RNAlater® Tissue Collection: RNA Stabilization Solution is an aqueous tissue storage reagent that protects RNA within intact, unfrozen tissue samples. RNAlater Solution was designed to eliminate the need to immediately process tissue samples or to freeze samples in liquid nitrogen for later processing. This has proved advantageous in situations in which sample deep freezing methods are not convenient and sample numbers are large, e.g., when sampling a large number of patients in a clinical setting. In the studies described below, Drs. Cui and Gardner both use RNAlater Solution to store and stabilize clinical skin biopsy samples, utilizing gene expression analysis via real time RT-PCR and array analysis, respectively.

RNAlater® Solution Preserves Colorectal Biopsy Samples for Real-time PCR Studies

Monitoring changes in mRNA expression levels aids in understanding the pathogenesis of inflammatory bowel disease. While real-time PCR has become a convenient method for measuring mRNA expression, it requires high quality RNA to get consistent and reproducible results. Dr. Cui and colleagues (University of Tromse, Norway and University Hospital of North Norway) were optimizing their laboratory procedures for endoscopic biopsy sampling and technique to preserve RNA integrity during transport for subsequent use in real-time PCR experiments [1]. Samples from five patients were preserved in RNAlater® Solution at room temperature, and RNA integrity was compared in samples that had been stored for one hour vs. eight days.

The integrity of RNA from samples stored for eight days (RIN=8.50 ± 0.42) in RNAlater Solution was comparable to that from samples stored for just one hour (RIN = 9.04 ± 0.27) indicating that RNA remained undegraded during transport in RNAlater Solution even after eight days at room temperature. The stability afforded by RNAlater Solution improved the clinical use of real-time PCR for quantification of TNF-α gene expression in these colorectal biopsies.

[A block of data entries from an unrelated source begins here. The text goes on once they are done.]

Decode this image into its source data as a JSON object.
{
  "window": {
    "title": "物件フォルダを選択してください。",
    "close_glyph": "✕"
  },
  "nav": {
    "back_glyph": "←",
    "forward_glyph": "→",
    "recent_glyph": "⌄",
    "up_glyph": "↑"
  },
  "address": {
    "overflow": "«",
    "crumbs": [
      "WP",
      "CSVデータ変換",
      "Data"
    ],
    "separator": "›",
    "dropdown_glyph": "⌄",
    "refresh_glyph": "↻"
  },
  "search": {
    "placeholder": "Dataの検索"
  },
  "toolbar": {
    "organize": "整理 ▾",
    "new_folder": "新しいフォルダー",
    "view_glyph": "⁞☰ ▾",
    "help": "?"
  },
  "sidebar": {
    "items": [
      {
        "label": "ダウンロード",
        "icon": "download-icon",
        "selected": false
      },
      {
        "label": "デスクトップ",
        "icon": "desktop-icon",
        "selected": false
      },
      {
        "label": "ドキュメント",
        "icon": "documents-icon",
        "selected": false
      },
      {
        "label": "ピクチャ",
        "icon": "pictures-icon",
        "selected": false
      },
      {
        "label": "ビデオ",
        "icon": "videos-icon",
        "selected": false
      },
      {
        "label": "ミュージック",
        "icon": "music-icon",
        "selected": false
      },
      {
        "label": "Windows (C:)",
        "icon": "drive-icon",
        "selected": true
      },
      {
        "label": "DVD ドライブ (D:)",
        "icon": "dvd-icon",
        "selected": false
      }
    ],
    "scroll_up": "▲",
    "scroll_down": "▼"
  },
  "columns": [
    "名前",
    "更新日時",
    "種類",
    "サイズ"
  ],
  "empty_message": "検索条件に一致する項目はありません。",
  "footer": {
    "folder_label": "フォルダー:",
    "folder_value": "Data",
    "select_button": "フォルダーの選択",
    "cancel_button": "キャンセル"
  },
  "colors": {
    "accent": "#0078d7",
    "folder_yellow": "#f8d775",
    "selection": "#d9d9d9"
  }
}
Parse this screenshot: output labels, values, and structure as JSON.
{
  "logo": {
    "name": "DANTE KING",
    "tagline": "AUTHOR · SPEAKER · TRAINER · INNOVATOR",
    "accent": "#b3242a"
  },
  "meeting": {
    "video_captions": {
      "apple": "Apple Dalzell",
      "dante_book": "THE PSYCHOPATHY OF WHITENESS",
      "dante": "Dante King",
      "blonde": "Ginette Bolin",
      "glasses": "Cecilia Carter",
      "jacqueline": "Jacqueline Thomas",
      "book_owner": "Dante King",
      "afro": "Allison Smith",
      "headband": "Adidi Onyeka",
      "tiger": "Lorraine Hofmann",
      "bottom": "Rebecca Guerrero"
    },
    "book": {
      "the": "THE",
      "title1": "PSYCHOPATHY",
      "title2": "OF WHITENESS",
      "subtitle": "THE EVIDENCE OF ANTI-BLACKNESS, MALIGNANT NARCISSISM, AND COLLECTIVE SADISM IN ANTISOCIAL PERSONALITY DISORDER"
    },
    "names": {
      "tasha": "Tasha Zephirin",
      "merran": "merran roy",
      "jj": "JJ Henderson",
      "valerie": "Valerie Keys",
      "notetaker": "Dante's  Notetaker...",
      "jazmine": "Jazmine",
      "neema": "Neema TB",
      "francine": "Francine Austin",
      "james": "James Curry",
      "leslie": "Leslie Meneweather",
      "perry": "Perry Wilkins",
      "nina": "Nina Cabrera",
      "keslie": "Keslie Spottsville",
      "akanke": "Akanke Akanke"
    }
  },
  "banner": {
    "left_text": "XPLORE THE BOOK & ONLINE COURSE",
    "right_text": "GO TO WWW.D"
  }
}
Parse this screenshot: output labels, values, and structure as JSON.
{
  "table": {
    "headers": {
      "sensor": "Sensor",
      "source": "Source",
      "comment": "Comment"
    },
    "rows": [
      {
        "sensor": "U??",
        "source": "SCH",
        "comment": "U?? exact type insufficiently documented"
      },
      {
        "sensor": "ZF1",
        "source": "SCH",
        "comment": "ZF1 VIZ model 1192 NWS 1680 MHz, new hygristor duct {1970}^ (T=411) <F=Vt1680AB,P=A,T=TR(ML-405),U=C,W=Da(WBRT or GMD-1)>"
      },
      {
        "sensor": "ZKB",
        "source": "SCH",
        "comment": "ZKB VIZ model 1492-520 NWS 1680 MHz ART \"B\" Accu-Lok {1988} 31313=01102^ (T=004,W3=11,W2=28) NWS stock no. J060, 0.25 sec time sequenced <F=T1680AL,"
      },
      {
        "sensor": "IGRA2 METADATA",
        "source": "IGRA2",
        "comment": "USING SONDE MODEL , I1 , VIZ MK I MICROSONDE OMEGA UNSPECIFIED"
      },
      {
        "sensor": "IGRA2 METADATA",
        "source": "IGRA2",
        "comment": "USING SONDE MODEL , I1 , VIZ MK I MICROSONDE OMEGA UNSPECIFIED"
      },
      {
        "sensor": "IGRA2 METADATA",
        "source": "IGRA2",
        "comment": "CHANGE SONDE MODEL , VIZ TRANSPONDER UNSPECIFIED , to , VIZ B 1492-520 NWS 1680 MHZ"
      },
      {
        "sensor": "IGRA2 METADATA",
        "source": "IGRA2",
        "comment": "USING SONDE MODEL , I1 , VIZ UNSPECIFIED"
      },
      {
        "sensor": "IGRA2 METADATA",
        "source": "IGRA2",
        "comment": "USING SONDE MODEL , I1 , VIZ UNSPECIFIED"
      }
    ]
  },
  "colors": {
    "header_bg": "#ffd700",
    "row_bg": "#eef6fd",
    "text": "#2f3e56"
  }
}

RNAlater® Solution Stabilizes and Preserves Scleroderma Skin Samples for Gene Profiling with Affymetrix Arrays

When collecting numerous samples for gene expression profiling studies, it is critical to control for variation introduced by different sample collection methods and subsequent RNA preservation. Dr. Gardner and colleagues (Cambridge Massachusetts, Medical University of South Carolina, Warsaw Medical Academy, Poland, and University of Texas Medical School at Houston) addressed whether biopsy specimens obtained from systemic sclerosis lesions exhibited a gene profile that was distinct from fibroblast cultures [2]. In his study, Dr. Gardner controlled for the variable sources of RNA collection and preservation conditions by storing the biopsy samples and fibroblast cultures in RNAlater Solution prior to RNA isolation. The purified RNA from the scleroderma biopsies, control skin biopsies, and four control explanted fibroblasts from nine patients and nine controls were subsequently hybridized to Affymetrix® arrays.

The results from RNAlater Solution-treated tissue indicated that scleroderma has a distinct gene profile that is incompletely reflected in profiles from fibroblast cultures. Results confirmed a constant yet different expression pattern across the controls, indicating that RNAlater Solution can stabilize RNA for subsequent gene profiling. RNAlater Solution provides flexibility for sample collection and storage, and helps ensure that high quality RNA is preserved in samples.

References

  1. Cui G, Olsen T, Christiansen I, Vonen B, Florholmen J and Goll R (2006) Improvement of real-time polymerase chain reaction for quantifying TNF-α mRNA expression in inflamed colorectal mucosa: An approach to optimize procedures for clinical use, Scand J Clin Lab Invest 66:249–260.

  2. Gardner H, Shearstone J, Bandaru R, Crowell T, Lynes M, Trojanowska M, Pannu J, Smith E, Jablonska S, Blaszczyk M, Tan F, and Mayes M (2006) Gene profiling of scleroderma skin reveals robust signatures of disease that are imperfectly reflected in the transcript profiles of explanted fibroblasts. Arthritis & Rheumatism 54:1961–1973.